Traffic fatalities in Tennessee last year dropped below 1,000, marking the fourth time in 50 years it’s happened, state authorities said.
In Washington County, however, there were more people killed in car crashes last year than in 2012.
Statewide last year, 988 people died in car crashes compared to 1,015 in 2012. In Washington County, there were 13 killed in 2013 compared to nine in 2012.
The Tennessee Department of Safety and Homeland Security released the statistics this week.
Commissioner Bill Gibbons contributed the drop in fatalities across the state to better law enforcement.
“The decline in the number of traffic fatalities in 2013 indicates that Tennessee is moving in the right direction,” he said. “Our focus on data-driven deployment of state troopers to have the maximum impact on DUI and seat-belt enforcement is paying off. We have much more work to do, though.”

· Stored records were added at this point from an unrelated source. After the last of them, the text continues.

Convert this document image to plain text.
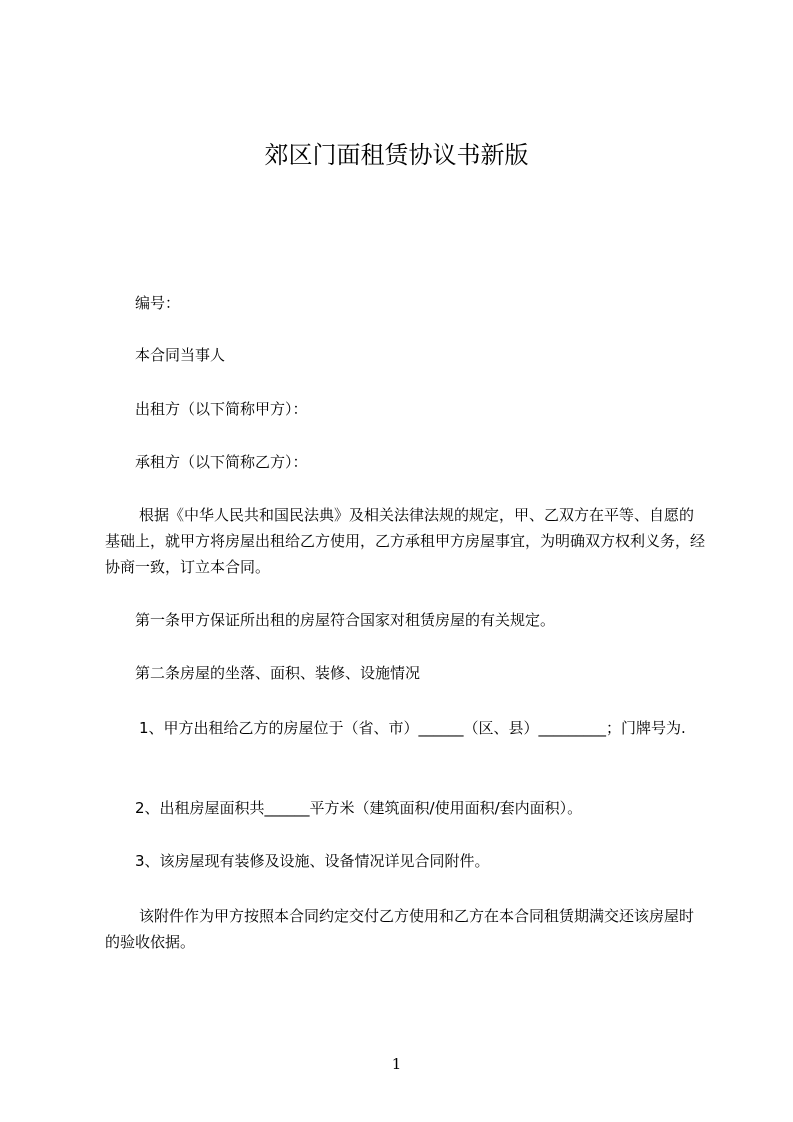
郊区门面租赁协议书新版
编号：
本合同当事人
出租方（以下简称甲方）：
承租方（以下简称乙方）：
根据《中华人民共和国民法典》及相关法律法规的规定，甲、乙双方在平等、自愿的基础上，就甲方将房屋出租给乙方使用，乙方承租甲方房屋事宜，为明确双方权利义务，经协商一致，订立本合同。
第一条甲方保证所出租的房屋符合国家对租赁房屋的有关规定。
第二条房屋的坐落、面积、装修、设施情况
1、甲方出租给乙方的房屋位于（省、市）______（区、县）_________；门牌号为.
2、出租房屋面积共______平方米（建筑面积/使用面积/套内面积）。
3、该房屋现有装修及设施、设备情况详见合同附件。
该附件作为甲方按照本合同约定交付乙方使用和乙方在本合同租赁期满交还该房屋时的验收依据。
1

Alcohol-related traffic fatalities also dropped statewide by 26.7 percent in 2013. Last year 211 people were killed in alcohol-related crashes, the news release said. The number of statewide and local alcohol-related crashes in 2012 was not provided or available.
State troopers also focused much of their efforts on seat belt and child-restraint-device enforcement and issued 74,277 citations for not using those safety devices.
The number of citations represented a 135.1 percent increase from the 31,399 citations issued in 2012. The anticipated outcome of the increase enforcement was to save lives, the report said, given that not wearing a seat belt increases the chance of dying in a car crash.
In 2013, nearly 37 percent — 364 of the 988 people killed in crashes — were not wearing their seat belt. Other top contributing factors in fatal crashes were speeding — 184 deaths — and distracted driving, which accounted for 167 deaths.
Tennessee Highway Patrol Col. Tracy Trott said state troopers will continue seat-belt enforcement as well as focus even closer on areas where crashes are more likely to occur.
“In 2014 we will employ a predictive analytics model to look even more closely at where traffic crashes are most likely to occur and deploy our resources, both in educational efforts and enforcement. We hope this new tool will help reduce serious injury and fatal crashes across the state,” Trott said.